A painter and printmaker, she studied at Albright Knox School of Fine Art, Pratt Institute, and The School of Visual Arts. In 1968, she received her first camera and has never put it down. She studied independently with photo surrealist Jerry Uelsmann and was the first artist in residence at Apeiron Photographic Workshop, Millerton, NY
Originally from Connecticut, Gail moved to the Taos area and has exhibited her work widely and continuously since then. “One of the first people that I met in Taos, when I moved here in the late 1970’s. was Telesfor and Pauline Reyna, of Taos Pueblo. It was definitely a “chop wood, carry water” relationship. Teles adopted me into his family in 1977.”
She is one of a scant handful of photographers who have actually been invited to come to the Hopi reservation to make pictures. In the early 1970’s Gail was asked by the Traditional Elders of the Hopi tribe to come to their reservation in Arizona to document the devastation that Peabody Coal had on their land.
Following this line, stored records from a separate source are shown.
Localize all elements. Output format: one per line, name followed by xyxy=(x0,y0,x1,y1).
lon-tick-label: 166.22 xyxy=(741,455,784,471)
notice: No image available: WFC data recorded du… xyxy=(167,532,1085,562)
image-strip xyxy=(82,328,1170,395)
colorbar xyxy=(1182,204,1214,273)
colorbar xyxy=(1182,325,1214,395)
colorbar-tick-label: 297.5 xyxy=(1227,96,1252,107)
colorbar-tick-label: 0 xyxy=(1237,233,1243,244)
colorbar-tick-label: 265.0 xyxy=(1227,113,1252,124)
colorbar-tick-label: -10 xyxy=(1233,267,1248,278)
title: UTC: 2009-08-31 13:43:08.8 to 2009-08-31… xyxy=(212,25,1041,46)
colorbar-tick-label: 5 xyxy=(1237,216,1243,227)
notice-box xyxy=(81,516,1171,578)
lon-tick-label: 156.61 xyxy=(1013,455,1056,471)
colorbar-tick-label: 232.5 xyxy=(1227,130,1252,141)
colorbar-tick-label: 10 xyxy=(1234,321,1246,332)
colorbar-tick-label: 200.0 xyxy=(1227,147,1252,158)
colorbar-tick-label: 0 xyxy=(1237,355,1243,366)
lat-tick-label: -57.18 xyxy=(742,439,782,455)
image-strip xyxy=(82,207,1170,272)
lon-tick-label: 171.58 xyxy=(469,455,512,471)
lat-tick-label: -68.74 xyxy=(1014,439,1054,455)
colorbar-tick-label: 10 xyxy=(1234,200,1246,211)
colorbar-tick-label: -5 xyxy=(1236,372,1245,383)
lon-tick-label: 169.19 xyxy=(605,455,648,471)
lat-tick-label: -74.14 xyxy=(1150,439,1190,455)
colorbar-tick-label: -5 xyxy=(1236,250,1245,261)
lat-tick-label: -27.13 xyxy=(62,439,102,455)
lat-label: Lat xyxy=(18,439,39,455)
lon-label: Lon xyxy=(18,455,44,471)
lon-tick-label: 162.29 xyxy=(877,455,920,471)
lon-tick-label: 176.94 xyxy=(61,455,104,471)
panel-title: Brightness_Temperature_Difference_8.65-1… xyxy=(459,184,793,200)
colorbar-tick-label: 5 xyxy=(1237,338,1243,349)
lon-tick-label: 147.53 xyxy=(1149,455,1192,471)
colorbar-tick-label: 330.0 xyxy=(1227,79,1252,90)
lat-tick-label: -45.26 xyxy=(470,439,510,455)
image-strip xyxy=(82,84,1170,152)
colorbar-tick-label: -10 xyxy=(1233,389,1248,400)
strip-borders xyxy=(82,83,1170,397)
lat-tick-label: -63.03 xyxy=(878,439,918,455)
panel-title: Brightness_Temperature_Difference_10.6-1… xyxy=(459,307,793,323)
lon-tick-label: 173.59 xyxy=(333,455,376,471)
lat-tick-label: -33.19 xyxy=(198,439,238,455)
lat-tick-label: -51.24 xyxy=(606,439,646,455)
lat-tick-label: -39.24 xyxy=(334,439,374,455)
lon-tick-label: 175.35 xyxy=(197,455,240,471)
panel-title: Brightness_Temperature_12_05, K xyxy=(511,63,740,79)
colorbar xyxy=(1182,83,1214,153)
From that time on, she has been involved with Native American causes and issues.
She has been named a Taos Living Master for her photography and is honored as one of the Remarkable Women of Taos.
She has a studio/ gallery in Taos where she exhibits and sells her photographic work along with her
original apparel designs including SallyGators® Leg warmers, inspired by Kiowa Artist T.C. Cannon,
Kangaroo Pocket Scarves and Gazelle Shawls featuring her photographic images on Silk/Cashmere and Modal.
Gail’s art embodies a positive, uplifting spirit. Her photographs reflect the beauty of nature, botanicals, the human form, Native American life and culture, temples and antiquities, and sometimes Maya, her macaw.
A portion of her earnings are contributed to non-profit organizations: The Adopt a Native Elder Program in Park City Utah, helps Elders in the Navajo Reservation and the Farm House Children’s Lunch Program in Taos, New Mexico.